AWS APIs Beyond the CLI — SDKs and Direct HTTP

The CLI is built on the boto3 Python SDK (or the Go SDK for newer CLI v2 internals). Every SDK call maps 1:1 to a CLI command: aws ec2 describe-instances is exactly boto3.client('ec2').describe_instances(). Understanding this lets you prototype in the CLI and then promote to SDK code in your Lambda functions, Terraform providers, and internal tooling without re-learning the API shape.

Every AWS API request is authenticated using Signature Version 4 (SigV4) — an HMAC-SHA256 signing algorithm that covers the request method, URI, headers, and body, preventing tampering in transit. You will never implement SigV4 manually (every SDK does it), but knowing it exists explains why rotating a compromised key immediately invalidates all in-flight requests signed with the old key.

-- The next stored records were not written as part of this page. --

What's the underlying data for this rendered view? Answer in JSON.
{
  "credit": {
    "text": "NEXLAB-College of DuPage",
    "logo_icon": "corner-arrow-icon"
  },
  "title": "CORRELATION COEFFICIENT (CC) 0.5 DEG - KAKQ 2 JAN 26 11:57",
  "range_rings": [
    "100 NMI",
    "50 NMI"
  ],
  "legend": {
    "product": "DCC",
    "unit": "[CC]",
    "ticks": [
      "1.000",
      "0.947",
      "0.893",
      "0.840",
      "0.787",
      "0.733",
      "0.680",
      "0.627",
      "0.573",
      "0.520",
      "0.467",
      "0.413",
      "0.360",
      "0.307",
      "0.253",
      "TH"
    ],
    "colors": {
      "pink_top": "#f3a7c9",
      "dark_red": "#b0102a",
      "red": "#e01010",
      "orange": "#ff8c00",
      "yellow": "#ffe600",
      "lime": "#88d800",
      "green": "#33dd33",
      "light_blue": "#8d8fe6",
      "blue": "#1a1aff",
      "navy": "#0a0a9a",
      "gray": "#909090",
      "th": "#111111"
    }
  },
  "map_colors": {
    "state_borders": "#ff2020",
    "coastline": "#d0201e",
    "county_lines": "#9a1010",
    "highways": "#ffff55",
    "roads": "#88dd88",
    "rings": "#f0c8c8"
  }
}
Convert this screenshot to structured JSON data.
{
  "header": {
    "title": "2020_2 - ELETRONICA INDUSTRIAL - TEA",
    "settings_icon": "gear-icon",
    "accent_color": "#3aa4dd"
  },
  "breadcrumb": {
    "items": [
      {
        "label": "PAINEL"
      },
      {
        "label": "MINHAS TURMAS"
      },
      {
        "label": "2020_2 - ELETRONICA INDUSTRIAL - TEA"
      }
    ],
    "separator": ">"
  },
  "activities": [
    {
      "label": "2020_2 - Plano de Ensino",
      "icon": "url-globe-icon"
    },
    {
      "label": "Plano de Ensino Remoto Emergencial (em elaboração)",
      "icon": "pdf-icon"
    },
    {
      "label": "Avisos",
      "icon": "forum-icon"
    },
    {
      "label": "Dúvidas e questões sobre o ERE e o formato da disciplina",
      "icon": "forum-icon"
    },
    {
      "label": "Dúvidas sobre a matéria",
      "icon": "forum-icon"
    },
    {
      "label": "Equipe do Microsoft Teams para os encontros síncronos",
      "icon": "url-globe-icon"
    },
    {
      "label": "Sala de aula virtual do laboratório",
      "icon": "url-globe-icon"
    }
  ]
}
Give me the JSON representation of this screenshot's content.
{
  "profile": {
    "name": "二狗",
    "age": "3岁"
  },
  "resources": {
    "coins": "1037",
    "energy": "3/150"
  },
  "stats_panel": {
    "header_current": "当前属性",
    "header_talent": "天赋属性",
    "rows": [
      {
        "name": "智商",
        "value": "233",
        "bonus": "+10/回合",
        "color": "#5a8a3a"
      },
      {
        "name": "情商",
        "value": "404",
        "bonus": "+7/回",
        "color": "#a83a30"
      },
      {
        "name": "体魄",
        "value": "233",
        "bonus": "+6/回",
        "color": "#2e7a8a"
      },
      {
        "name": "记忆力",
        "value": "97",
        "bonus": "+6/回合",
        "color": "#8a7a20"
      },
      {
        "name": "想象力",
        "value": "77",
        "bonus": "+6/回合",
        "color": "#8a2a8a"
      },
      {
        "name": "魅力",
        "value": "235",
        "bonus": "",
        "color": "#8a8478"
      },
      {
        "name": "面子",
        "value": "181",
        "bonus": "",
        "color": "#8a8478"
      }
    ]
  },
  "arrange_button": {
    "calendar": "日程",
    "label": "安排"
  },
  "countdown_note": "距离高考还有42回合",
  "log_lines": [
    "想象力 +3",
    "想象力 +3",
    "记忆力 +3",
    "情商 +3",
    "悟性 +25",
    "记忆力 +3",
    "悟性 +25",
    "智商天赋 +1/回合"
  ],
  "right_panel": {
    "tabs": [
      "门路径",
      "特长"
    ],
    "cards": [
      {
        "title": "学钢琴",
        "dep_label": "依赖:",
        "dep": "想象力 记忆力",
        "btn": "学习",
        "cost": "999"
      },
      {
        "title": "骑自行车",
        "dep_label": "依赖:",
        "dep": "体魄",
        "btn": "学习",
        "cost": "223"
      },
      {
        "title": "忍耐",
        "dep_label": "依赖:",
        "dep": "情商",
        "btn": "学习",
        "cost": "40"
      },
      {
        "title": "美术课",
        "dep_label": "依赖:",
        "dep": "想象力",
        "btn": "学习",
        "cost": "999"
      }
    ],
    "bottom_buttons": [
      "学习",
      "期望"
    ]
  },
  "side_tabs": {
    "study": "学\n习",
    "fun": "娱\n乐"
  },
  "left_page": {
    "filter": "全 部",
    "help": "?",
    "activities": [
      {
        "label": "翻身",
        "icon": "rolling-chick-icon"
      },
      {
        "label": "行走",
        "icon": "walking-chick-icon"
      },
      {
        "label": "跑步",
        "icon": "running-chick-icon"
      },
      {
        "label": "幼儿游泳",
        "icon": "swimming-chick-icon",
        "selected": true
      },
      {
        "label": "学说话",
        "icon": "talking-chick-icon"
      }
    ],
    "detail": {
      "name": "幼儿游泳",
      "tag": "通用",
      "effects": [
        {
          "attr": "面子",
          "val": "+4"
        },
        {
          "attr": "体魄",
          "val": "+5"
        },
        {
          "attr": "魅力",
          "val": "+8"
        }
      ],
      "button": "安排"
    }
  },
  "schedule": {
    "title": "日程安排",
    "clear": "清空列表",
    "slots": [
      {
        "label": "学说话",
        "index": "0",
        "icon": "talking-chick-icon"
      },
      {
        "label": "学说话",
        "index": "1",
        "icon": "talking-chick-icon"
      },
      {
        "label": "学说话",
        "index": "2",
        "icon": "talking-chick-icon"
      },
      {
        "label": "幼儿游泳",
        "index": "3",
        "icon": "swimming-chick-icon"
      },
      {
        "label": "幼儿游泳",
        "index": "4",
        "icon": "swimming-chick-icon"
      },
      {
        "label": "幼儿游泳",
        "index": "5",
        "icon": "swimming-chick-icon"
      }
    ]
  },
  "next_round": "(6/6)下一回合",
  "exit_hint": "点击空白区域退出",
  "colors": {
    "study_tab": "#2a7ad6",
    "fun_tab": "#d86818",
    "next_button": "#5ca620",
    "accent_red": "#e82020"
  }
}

Paginate everything in scripts. Most AWS list APIs return a maximum of 100–1,000 results per call and a NextToken for subsequent pages. The CLI --no-paginate flag fetches all pages automatically (at the cost of memory), while the AWS SDK has dedicated paginator objects. A script that only reads the first page of describe-instances or list-buckets silently misses resources in large accounts — a subtle bug that has caused genuine production incidents when compliance scripts miss untagged or misconfigured resources.

Key Takeaways

The credential provider chain resolves credentials in strict priority order: flags, environment variables, config files, SSO, instance profile. In production, always use instance profiles or task roles — never long-lived keys.
Named profiles in ~/.aws/config with role_arn + source_profile enable automatic role assumption — essential for multi-account environments.
Run aws sts get-caller-identity before any destructive operation to confirm the active identity and account.
Use --filters for server-side filtering (reduces API response size) and --query (JMESPath) for client-side projection.
jq unlocks cross-resource queries, conditional logic, grouping, and audit pipelines that JMESPath cannot express.
All CLI calls are authenticated HTTP requests signed with SigV4. The CLI is thin sugar over the same public APIs used by the Console, SDKs, and Terraform.
Always paginate in scripts — missing the second page of results is a real, silent failure mode in large-scale accounts.